Growing up with a sister that was nine years older than I was, was not something easy to endure. My arrival was probably the most spontaneous arrival ever. My mother was 35 and my father, 44. Although my mother always says she always planned on having another child, I find her claim very dubious. Anyways, my sister was always very imperious as we were growing up. She wanted everyone to do what she said to do and thought she should always get her way because she was "better than the rest of us." I mean, I don't blame her. She was the only girl for 9 years and my parents raised her in a way that made her develop a very dictorial behavior. Before I came, she was sort of like one of those despotic rulers who had absolute power with my parents when it came down to what she thought should be done. Well, maybe i'm exaggerating, but she was crazy.
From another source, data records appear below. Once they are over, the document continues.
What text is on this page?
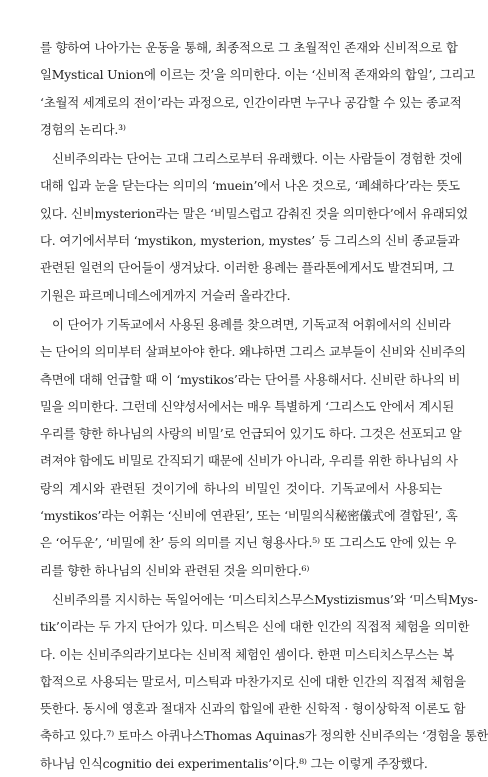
를 향하여 나아가는 운동을 통해, 최종적으로 그 초월적인 존재와 신비적으로 합
일Mystical Union에 이르는 것’을 의미한다. 이는 ‘신비적 존재와의 합일’, 그리고
‘초월적 세계로의 전이’라는 과정으로, 인간이라면 누구나 공감할 수 있는 종교적
경험의 논리다.³⁾
신비주의라는 단어는 고대 그리스로부터 유래했다. 이는 사람들이 경험한 것에
대해 입과 눈을 닫는다는 의미의 ‘muein’에서 나온 것으로, ‘폐쇄하다’라는 뜻도
있다. 신비mysterion라는 말은 ‘비밀스럽고 감춰진 것을 의미한다’에서 유래되었
다. 여기에서부터 ‘mystikon, mysterion, mystes’ 등 그리스의 신비 종교들과
관련된 일련의 단어들이 생겨났다. 이러한 용례는 플라톤에게서도 발견되며, 그
기원은 파르메니데스에게까지 거슬러 올라간다.
이 단어가 기독교에서 사용된 용례를 찾으려면, 기독교적 어휘에서의 신비라
는 단어의 의미부터 살펴보아야 한다. 왜냐하면 그리스 교부들이 신비와 신비주의
측면에 대해 언급할 때 이 ‘mystikos’라는 단어를 사용해서다. 신비란 하나의 비
밀을 의미한다. 그런데 신약성서에서는 매우 특별하게 ‘그리스도 안에서 계시된
우리를 향한 하나님의 사랑의 비밀’로 언급되어 있기도 하다. 그것은 선포되고 알
려져야 함에도 비밀로 간직되기 때문에 신비가 아니라, 우리를 위한 하나님의 사
랑의 계시와 관련된 것이기에 하나의 비밀인 것이다. 기독교에서 사용되는
‘mystikos’라는 어휘는 ‘신비에 연관된’, 또는 ‘비밀의식秘密儀式에 결합된’, 혹
은 ‘어두운’, ‘비밀에 찬’ 등의 의미를 지닌 형용사다.⁵⁾ 또 그리스도 안에 있는 우
리를 향한 하나님의 신비와 관련된 것을 의미한다.⁶⁾
신비주의를 지시하는 독일어에는 ‘미스티치스무스Mystizismus’와 ‘미스틱Mys-
tik’이라는 두 가지 단어가 있다. 미스틱은 신에 대한 인간의 직접적 체험을 의미한
다. 이는 신비주의라기보다는 신비적 체험인 셈이다. 한편 미스티치스무스는 복
합적으로 사용되는 말로서, 미스틱과 마찬가지로 신에 대한 인간의 직접적 체험을
뜻한다. 동시에 영혼과 절대자 신과의 합일에 관한 신학적 · 형이상학적 이론도 함
축하고 있다.⁷⁾ 토마스 아퀴나스Thomas Aquinas가 정의한 신비주의는 ‘경험을 통한
하나님 인식cognitio dei experimentalis’이다.⁸⁾ 그는 이렇게 주장했다.
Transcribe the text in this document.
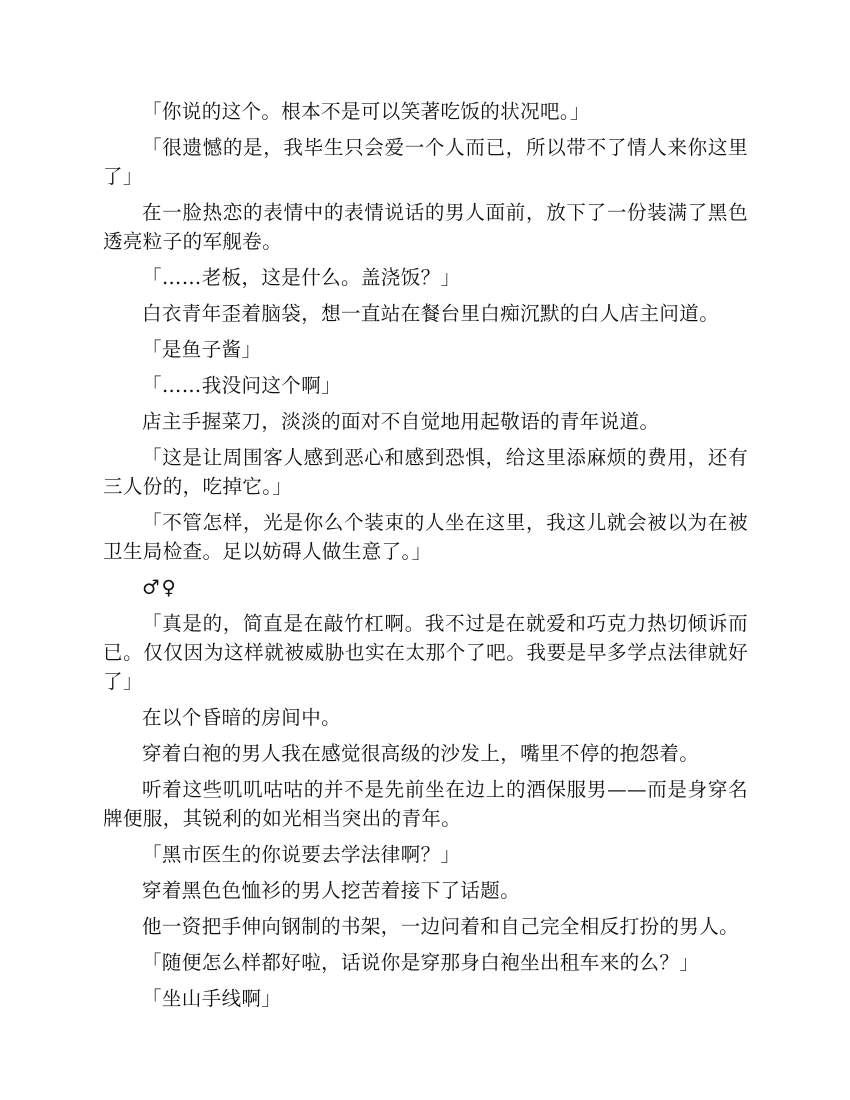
「你说的这个。根本不是可以笑著吃饭的状况吧。」

「很遗憾的是，我毕生只会爱一个人而已，所以带不了情人来你这里了」

在一脸热恋的表情中的表情说话的男人面前，放下了一份装满了黑色透亮粒子的军舰卷。

「……老板，这是什么。盖浇饭？」

白衣青年歪着脑袋，想一直站在餐台里白痴沉默的白人店主问道。

「是鱼子酱」

「……我没问这个啊」

店主手握菜刀，淡淡的面对不自觉地用起敬语的青年说道。

「这是让周围客人感到恶心和感到恐惧，给这里添麻烦的费用，还有三人份的，吃掉它。」

「不管怎样，光是你么个装束的人坐在这里，我这儿就会被以为在被卫生局检查。足以妨碍人做生意了。」

♂♀

「真是的，简直是在敲竹杠啊。我不过是在就爱和巧克力热切倾诉而已。仅仅因为这样就被威胁也实在太那个了吧。我要是早多学点法律就好了」

在以个昏暗的房间中。

穿着白袍的男人我在感觉很高级的沙发上，嘴里不停的抱怨着。

听着这些叽叽咕咕的并不是先前坐在边上的酒保服男——而是身穿名牌便服，其锐利的如光相当突出的青年。

「黑市医生的你说要去学法律啊？」

穿着黑色色恤衫的男人挖苦着接下了话题。

他一资把手伸向钢制的书架，一边问着和自己完全相反打扮的男人。

「随便怎么样都好啦，话说你是穿那身白袍坐出租车来的么？」

「坐山手线啊」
She patronized everyone. She behaved as if she was all grown up and everyone else was but an unexperienced youngster. My mom always tells a story of when my sister was four years old and in pre-k. My mother had to go pick my brothers up from their classrooms and she told my older cousin to keep an eye on her while she went to get them. For one reason or another, my cousin took her eyes off of my sister for a second and when she turned around...POOF! She was gone! Of course, my cousin was scared out of her mind and when my mother admits that when she came back, she felt nothing but disdain towards my cousin. She was so upset that she could lose her precious four year old princess! As my mother desperately searched for my sister, a teacher suggested she go home and see if she was there. My mother thought that that was surely impossible, but she listened anyway. When she arrived home, she saw her intrepid four year old sitting at home with my grandfather. She had walked home all by herself! Now, our home was not in proximity of the school and the route home was amazingly convoluted. Everyone always got lost going there because it was so confusing! Her little coup was a flagrant little plan to show our mother that she was all grown up. My mother says that when she arrived, my grandfather told her that my sister said, "Mi mamá se perdió" (my mom got lost). As if my mother was the child and my sister was the adult! Of course after my grandfather told her this my poor cousin, who was effusive in her apologies for losing my sister, was exculpated and her lament was then truncated. But, even though my sister had done wrong, she wasn't penitent for doing what she did. She didn't think she did anything wrong so she didn't think she had anything she had to be sorry for.